1777 One day, Mr. Buffon, a French natural philosopher, invited a room full of guests to do an interesting experiment to relieve boredom. I saw 70-year-old Mr. Buffon happily take out a piece of white paper, which was covered with parallel lines with equal distances. Then he grabbed a small needle and said to everyone, "Please throw these needles on the paper one by one, and wonderful things will happen naturally." The guest didn't know what medicine he was selling in the gourd, so he curiously threw the small needles on the paper one by one. Buffon has been counting. When the small needle is thrown away, put it away before throwing it away. Finally, Buffon announced the result: everybody threw the needle 22 12, number 3. 142. He smiled and said, "This is an approximate value of pi." So this is the famous "needle throwing experiment" in the history of mathematics. The probability of a gambler winning or losing is a mathematical model of classical probability. Here is a typical example of geometric probability.
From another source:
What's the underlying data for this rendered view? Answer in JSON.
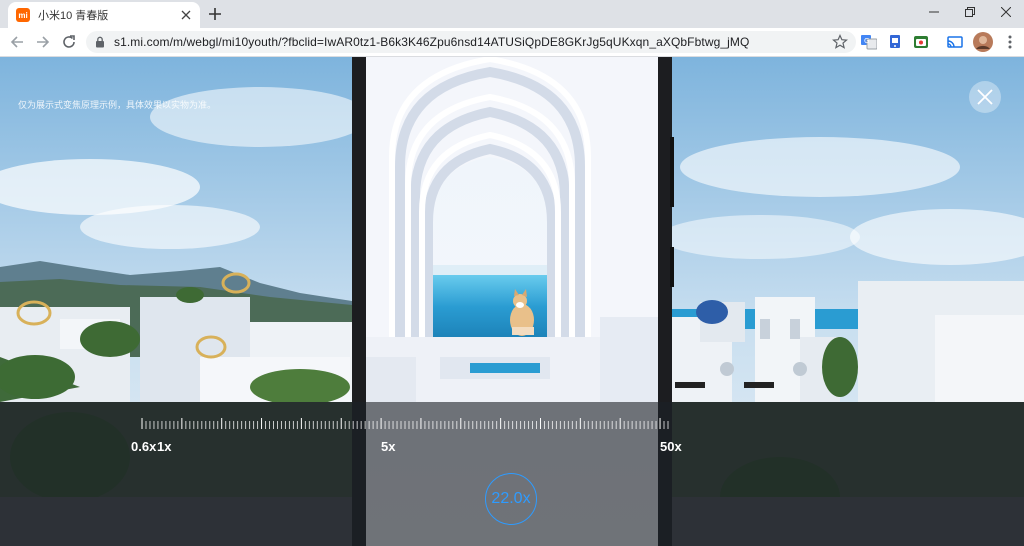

Generally speaking, if the distance between parallel lines is a, the needle length is l(l is less than a), the number of throws is n, and the number of times of intersecting with a straight line is n, then pi = 2ln/an. In the above experiment, the length of the small needle used by Buffon is exactly half of the distance between parallel lines, so the formula can be abbreviated as N/N.

Later, many people calculated the values according to the method created by Buffon. Among them, 190 1 year, the Italian Racharini released the needle 3408 times, intersecting 1808 times, and the best result was 6 digits accurate decimal 3. 14 15929.